We were able to get away for a few days to South Long Cocoa Caye with LeeAnn and David on Live Sea Lee and Tom and Yvonne on Scrammin'. They are both boats in the marina in Guatemala where we are headed. We were able to get in some good snorkeling and visited with an old Guatemalan fisherman and his grandson, who were living in a fishing shack on the island for a month while they went shark fishing at night. One night they caught a 5 ft bull shark and two 4 ft nurse sharks. We watched them cutting up the bull shark to dry the meat. They gave one boat two huge stone crabs and another the jaws of the bull shark, so they made up "care packages" of canned goods, rice, etc for them. They never made it to our boat with anything. One afternoon we had a cookout on the beach, and the young boy joined us. He brought coconuts and cut them opened with a machete for us to drink the coconut water. Later, he ate a big plate of picnic food with us and carried a plate of hot dogs an brownies anong with a Coke back to his Papa.

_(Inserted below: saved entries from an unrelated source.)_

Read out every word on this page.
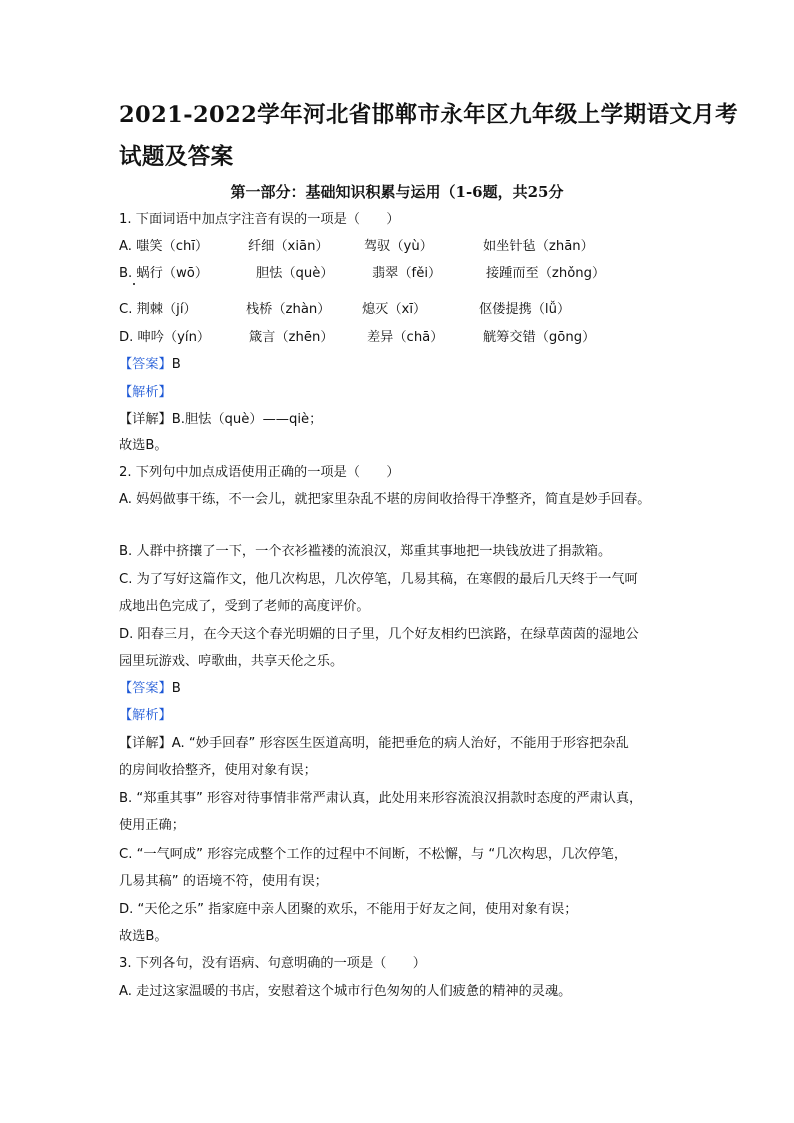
2021-2022学年河北省邯郸市永年区九年级上学期语文月考
试题及答案
第一部分：基础知识积累与运用（1-6题，共25分
1. 下面词语中加点字注音有误的一项是（　　）
A. 嗤笑（chī）	纤细（xiān）	驾驭（yù）	如坐针毡（zhān）
B. 蜗行（wō）	胆怯（què）	翡翠（fěi）	接踵而至（zhǒng）
C. 荆棘（jí）	栈桥（zhàn） 熄灭（xī）	伛偻提携（lǚ）
D. 呻吟（yín）	箴言（zhēn）	差异（chā）	觥筹交错（gōng）
【答案】B
【解析】
【详解】B.胆怯（què）——qiè；
故选B。
2. 下列句中加点成语使用正确的一项是（　　）
A. 妈妈做事干练，不一会儿，就把家里杂乱不堪的房间收拾得干净整齐，简直是妙手回春。
B. 人群中挤攘了一下，一个衣衫褴褛的流浪汉，郑重其事地把一块钱放进了捐款箱。
C. 为了写好这篇作文，他几次构思，几次停笔，几易其稿，在寒假的最后几天终于一气呵
成地出色完成了，受到了老师的高度评价。
D. 阳春三月，在今天这个春光明媚的日子里，几个好友相约巴滨路，在绿草茵茵的湿地公
园里玩游戏、哼歌曲，共享天伦之乐。
【答案】B
【解析】
【详解】A. “妙手回春” 形容医生医道高明，能把垂危的病人治好，不能用于形容把杂乱
的房间收拾整齐，使用对象有误；
B. “郑重其事” 形容对待事情非常严肃认真，此处用来形容流浪汉捐款时态度的严肃认真，
使用正确；
C. “一气呵成” 形容完成整个工作的过程中不间断，不松懈，与 “几次构思，几次停笔，
几易其稿” 的语境不符，使用有误；
D. “天伦之乐” 指家庭中亲人团聚的欢乐，不能用于好友之间，使用对象有误；
故选B。
3. 下列各句，没有语病、句意明确的一项是（　　）
A. 走过这家温暖的书店，安慰着这个城市行色匆匆的人们疲惫的精神的灵魂。
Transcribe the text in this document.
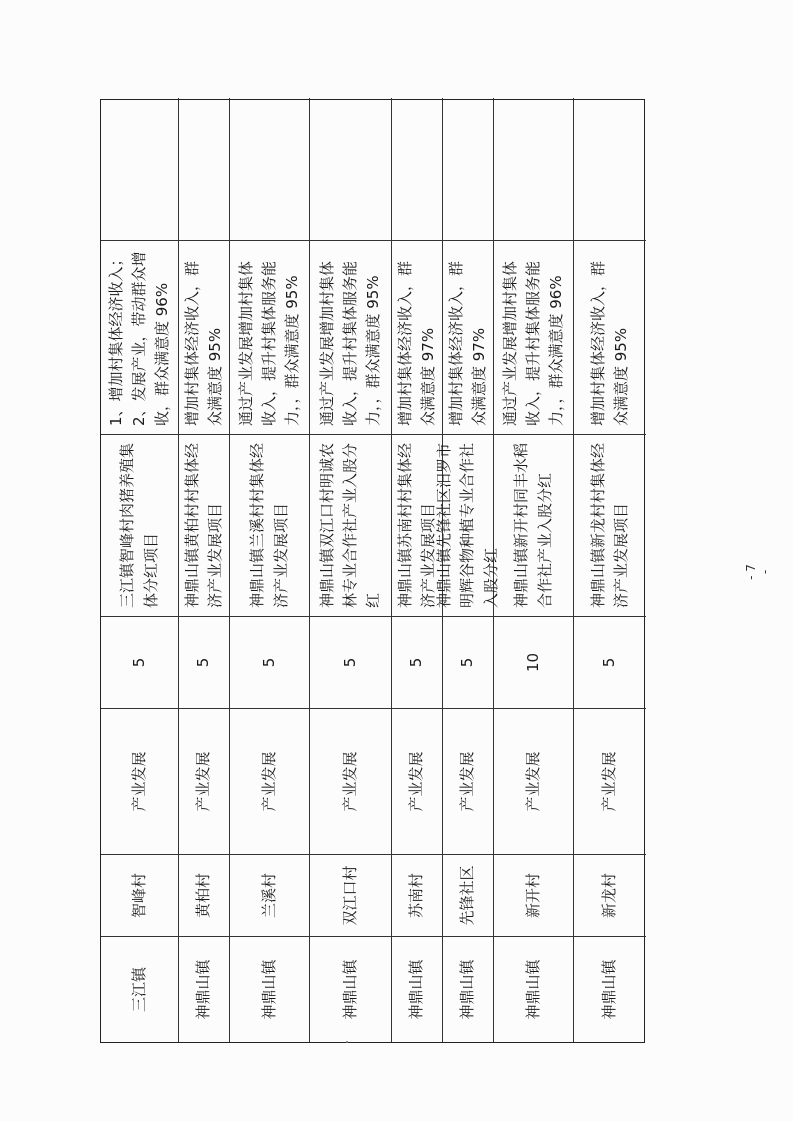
三江镇
智峰村
产业发展
5
三江镇智峰村肉猪养殖集体分红项目
1、增加村集体经济收入；2、发展产业，带动群众增收，群众满意度 96%
神鼎山镇
黄柏村
产业发展
5
神鼎山镇黄柏村村集体经济产业发展项目
增加村集体经济收入，群众满意度 95%
神鼎山镇
兰溪村
产业发展
5
神鼎山镇兰溪村村集体经济产业发展项目
通过产业发展增加村集体收入，提升村集体服务能力，，群众满意度 95%
神鼎山镇
双江口村
产业发展
5
神鼎山镇双江口村明诚农林专业合作社产业入股分红
通过产业发展增加村集体收入，提升村集体服务能力，，群众满意度 95%
神鼎山镇
苏南村
产业发展
5
神鼎山镇苏南村村集体经济产业发展项目
增加村集体经济收入，群众满意度 97%
神鼎山镇
先锋社区
产业发展
5
神鼎山镇先锋社区汨罗市明辉谷物种植专业合作社入股分红
增加村集体经济收入，群众满意度 97%
神鼎山镇
新开村
产业发展
10
神鼎山镇新开村同丰水稻合作社产业入股分红
通过产业发展增加村集体收入，提升村集体服务能力，，群众满意度 96%
神鼎山镇
新龙村
产业发展
5
神鼎山镇新龙村村集体经济产业发展项目
增加村集体经济收入，群众满意度 95%
- 7 -
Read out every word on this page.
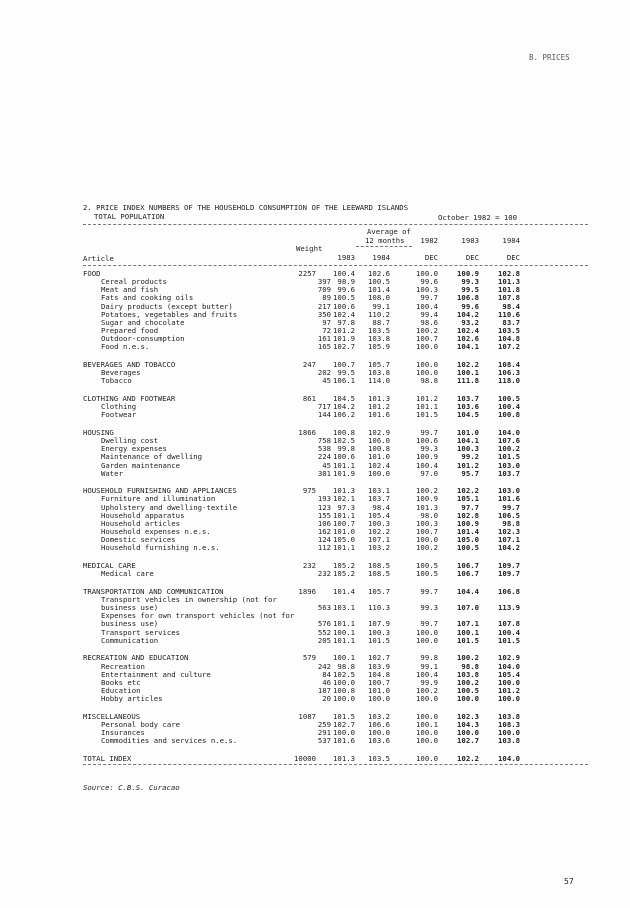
B. PRICES
2. PRICE INDEX NUMBERS OF THE HOUSEHOLD CONSUMPTION OF THE LEEWARD ISLANDS
TOTAL POPULATION	October 1982 = 100
Average of
12 months
Weight
1982	1983	1984
Article	1983 1984	DEC	DEC	DEC
FOOD	2257 100.4 102.6	100.0	100.9	102.8
Cereal products	397 98.9 100.5	99.6	99.3	101.3
Meat and fish	709 99.6 101.4	100.3	99.5	101.8
Fats and cooking oils	89 100.5 108.0	99.7	106.8	107.8
Dairy products (except butter)	217 100.6 99.1	100.4	99.6	98.4
Potatoes, vegetables and fruits	350 102.4 110.2	99.4	104.2	110.6
Sugar and chocolate	97 97.8 88.7	98.6	93.2	83.7
Prepared food	72 101.2 103.5	100.2	102.4	103.5
Outdoor-consumption	161 101.9 103.8	100.7	102.6	104.8
Food n.e.s.	165 102.7 105.9	100.0	104.1	107.2
BEVERAGES AND TOBACCO	247 100.7 105.7	100.0	102.2	108.4
Beverages	202 99.5 103.8	100.0	100.1	106.3
Tobacco	45 106.1 114.0	98.8	111.8	118.0
CLOTHING AND FOOTWEAR	861 104.5 101.3	101.2	103.7	100.5
Clothing	717 104.2 101.2	101.1	103.6	100.4
Footwear	144 106.2 101.6	101.5	104.5	100.8
HOUSING	1866 100.8 102.9	99.7	101.0	104.0
Dwelling cost	758 102.5 106.0	100.6	104.1	107.6
Energy expenses	538 99.8 100.8	99.3	100.3	100.2
Maintenance of dwelling	224 100.6 101.0	100.9	99.2	101.5
Garden maintenance	45 101.1 102.4	100.4	101.2	103.0
Water	301 101.9 100.0	97.0	95.7	103.7
HOUSEHOLD FURNISHING AND APPLIANCES	975 101.3 103.1	100.2	102.2	103.0
Furniture and illumination	193 102.1 103.7	100.9	105.1	101.6
Upholstery and dwelling-textile	123 97.3 98.4	101.3	97.7	99.7
Household apparatus	155 101.1 105.4	98.0	102.8	106.5
Household articles	106 100.7 100.3	100.3	100.9	98.8
Household expenses n.e.s.	162 101.0 102.2	100.7	101.4	102.3
Domestic services	124 105.0 107.1	100.0	105.0	107.1
Household furnishing n.e.s.	112 101.1 103.2	100.2	100.5	104.2
MEDICAL CARE	232 105.2 108.5	100.5	106.7	109.7
Medical care	232 105.2 108.5	100.5	106.7	109.7
TRANSPORTATION AND COMMUNICATION	1896 101.4 105.7	99.7	104.4	106.8
Transport vehicles in ownership (not for
business use)	563 103.1 110.3	99.3	107.0	113.9
Expenses for own transport vehicles (not for
business use)	576 101.1 107.9	99.7	107.1	107.8
Transport services	552 100.1 100.3	100.0	100.1	100.4
Communication	205 101.1 101.5	100.0	101.5	101.5
RECREATION AND EDUCATION	579 100.1 102.7	99.8	100.2	102.9
Recreation	242 98.8 103.9	99.1	98.8	104.0
Entertainment and culture	84 102.5 104.8	100.4	103.8	105.4
Books etc	46 100.0 100.7	99.9	100.2	100.0
Education	187 100.8 101.0	100.2	100.5	101.2
Hobby articles	20 100.0 100.0	100.0	100.0	100.0
MISCELLANEOUS	1087 101.5 103.2	100.0	102.3	103.8
Personal body care	259 102.7 106.6	100.1	104.3	108.3
Insurances	291 100.0 100.0	100.0	100.0	100.0
Commodities and services n.e.s.	537 101.6 103.6	100.0	102.7	103.8
TOTAL INDEX	10000 101.3 103.5	100.0	102.2	104.0
Source: C.B.S. Curacao
57
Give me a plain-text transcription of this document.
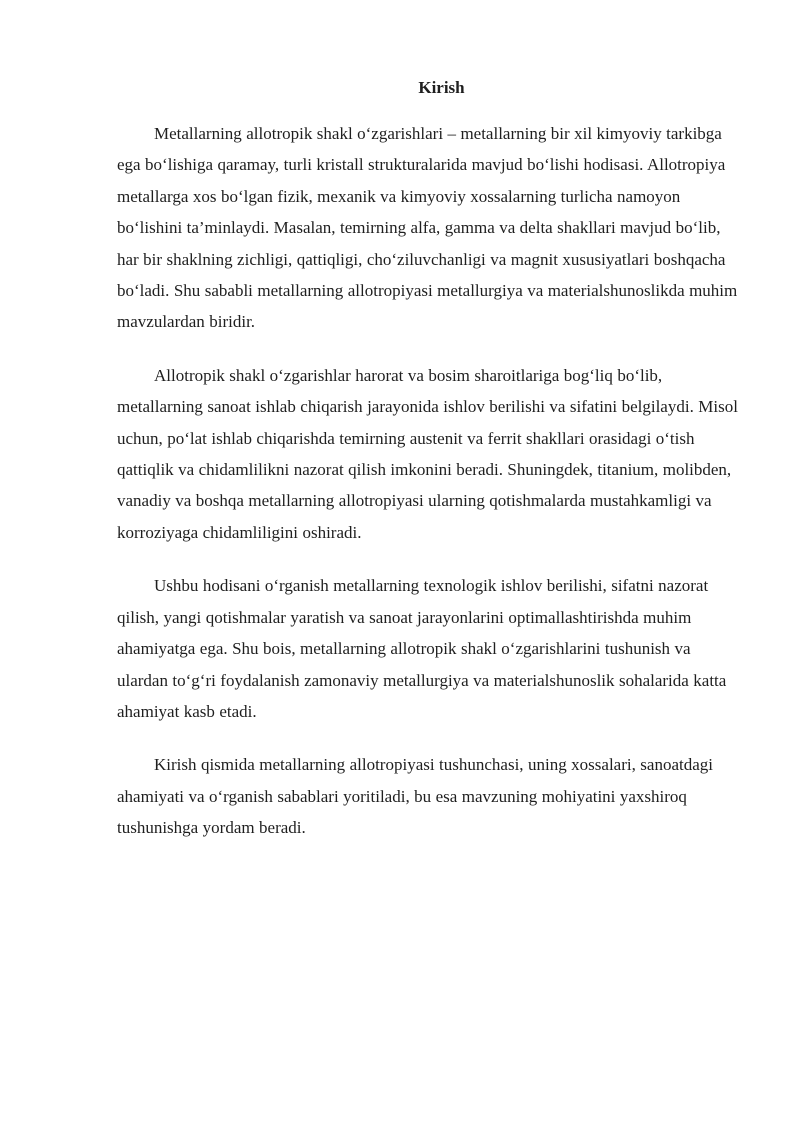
Kirish

Metallarning allotropik shakl o‘zgarishlari – metallarning bir xil kimyoviy tarkibga ega bo‘lishiga qaramay, turli kristall strukturalarida mavjud bo‘lishi hodisasi. Allotropiya metallarga xos bo‘lgan fizik, mexanik va kimyoviy xossalarning turlicha namoyon bo‘lishini ta’minlaydi. Masalan, temirning alfa, gamma va delta shakllari mavjud bo‘lib, har bir shaklning zichligi, qattiqligi, cho‘ziluvchanligi va magnit xususiyatlari boshqacha bo‘ladi. Shu sababli metallarning allotropiyasi metallurgiya va materialshunoslikda muhim mavzulardan biridir.

Allotropik shakl o‘zgarishlar harorat va bosim sharoitlariga bog‘liq bo‘lib, metallarning sanoat ishlab chiqarish jarayonida ishlov berilishi va sifatini belgilaydi. Misol uchun, po‘lat ishlab chiqarishda temirning austenit va ferrit shakllari orasidagi o‘tish qattiqlik va chidamlilikni nazorat qilish imkonini beradi. Shuningdek, titanium, molibden, vanadiy va boshqa metallarning allotropiyasi ularning qotishmalarda mustahkamligi va korroziyaga chidamliligini oshiradi.

Ushbu hodisani o‘rganish metallarning texnologik ishlov berilishi, sifatni nazorat qilish, yangi qotishmalar yaratish va sanoat jarayonlarini optimallashtirishda muhim ahamiyatga ega. Shu bois, metallarning allotropik shakl o‘zgarishlarini tushunish va ulardan to‘g‘ri foydalanish zamonaviy metallurgiya va materialshunoslik sohalarida katta ahamiyat kasb etadi.

Kirish qismida metallarning allotropiyasi tushunchasi, uning xossalari, sanoatdagi ahamiyati va o‘rganish sabablari yoritiladi, bu esa mavzuning mohiyatini yaxshiroq tushunishga yordam beradi.
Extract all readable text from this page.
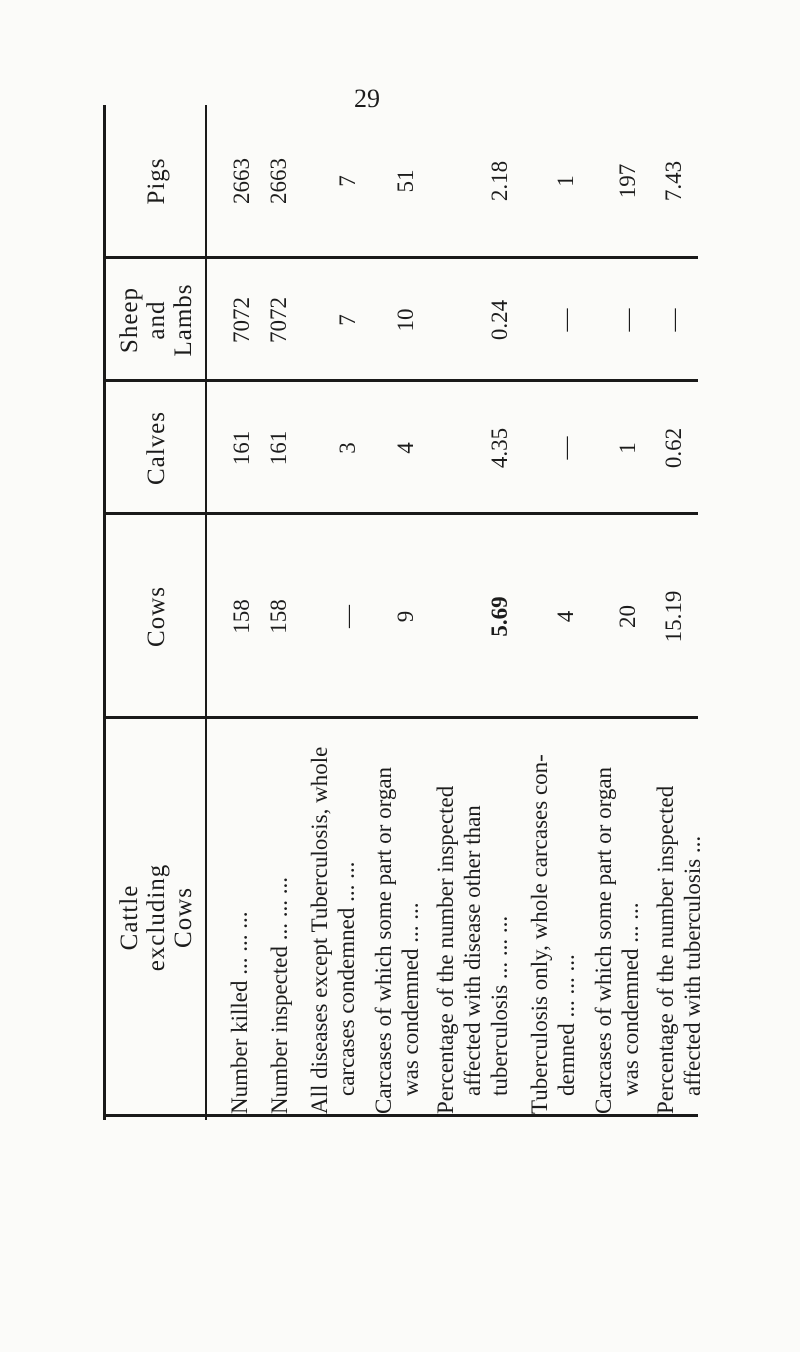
29
Cattle excluding Cows
Cows
Calves
Sheep and Lambs
Pigs
Number killed ... ... ... Number inspected ... ... ... All diseases except Tuberculosis, whole carcases condemned ... ... Carcases of which some part or organ was condemned ... ... Percentage of the number inspected affected with disease other than tuberculosis ... ... ... Tuberculosis only, whole carcases con- demned ... ... ... Carcases of which some part or organ was condemned ... ... Percentage of the number inspected affected with tuberculosis ...
158
161
7072
2663
158
161
7072
2663
—
3
7
7
9
4
10
51
5.69
4.35
0.24
2.18
4
—
—
1
20
1
—
197
15.19
0.62
—
7.43
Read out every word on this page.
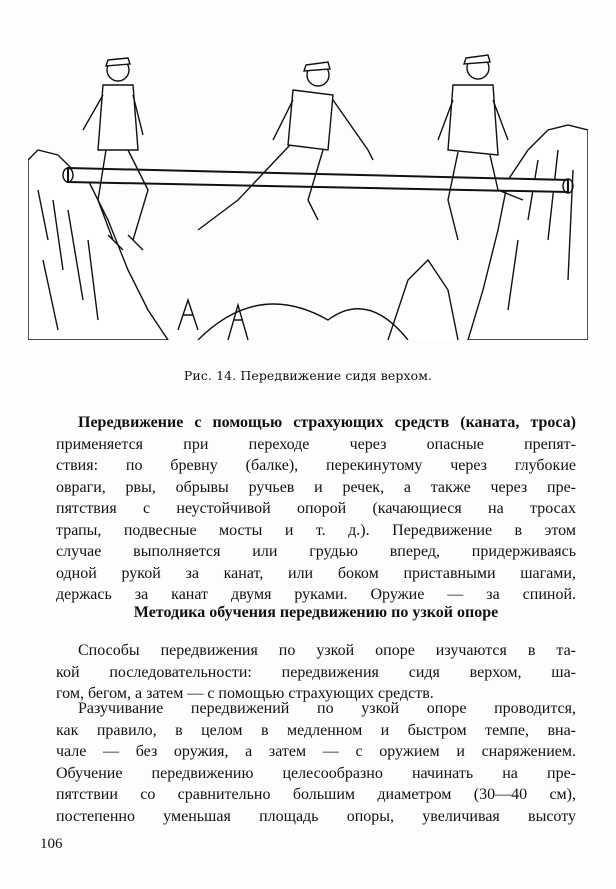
Рис. 14. Передвижение сидя верхом.
Передвижение с помощью страхующих средств (каната, троса) применяется при переходе через опасные препят-
ствия: по бревну (балке), перекинутому через глубокие
овраги, рвы, обрывы ручьев и речек, а также через пре-
пятствия с неустойчивой опорой (качающиеся на тросах
трапы, подвесные мосты и т. д.). Передвижение в этом
случае выполняется или грудью вперед, придерживаясь
одной рукой за канат, или боком приставными шагами,
держась за канат двумя руками. Оружие — за спиной.
Методика обучения передвижению по узкой опоре
Способы передвижения по узкой опоре изучаются в та-
кой последовательности: передвижения сидя верхом, ша-
гом, бегом, а затем — с помощью страхующих средств.
Разучивание передвижений по узкой опоре проводится,
как правило, в целом в медленном и быстром темпе, вна-
чале — без оружия, а затем — с оружием и снаряжением.
Обучение передвижению целесообразно начинать на пре-
пятствии со сравнительно большим диаметром (30—40 см),
постепенно уменьшая площадь опоры, увеличивая высоту
106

One great thing about being anchored by an uninhabited island (except for the unlighted fishing shack) is the night skies and water. There was a full moon out while we were here, which rose as a big orange ball over the island about 10 PM. Before that the stars were brilliant. Also, there was a lot of bioluminescence in the water, which sparkled like diamonds in the waves, and produced a beautiful green neon glow in the water when you stirred it with a pole. We have been told that female sea worms emit the light to attract males, and this happens for a few days after the full moon during Springtime.

After we were back in Placencia, we watched a little wooden schooner sail in. It was built by a couple who moved to Belize in 1971 (when it was still British Honduras) with their two young children, a small towable sailboat and a Ford van. They camped out and lived in their plywood boat while building a treehouse to live in. They have just published a book about their early adventures, which we are now reading. After their children were grown and moved to Montana to their uncle's farm (both with Belizian spouses and children), they built the wooden schooner with a sailing dingy to match. We have enjoyed visiting with them very much.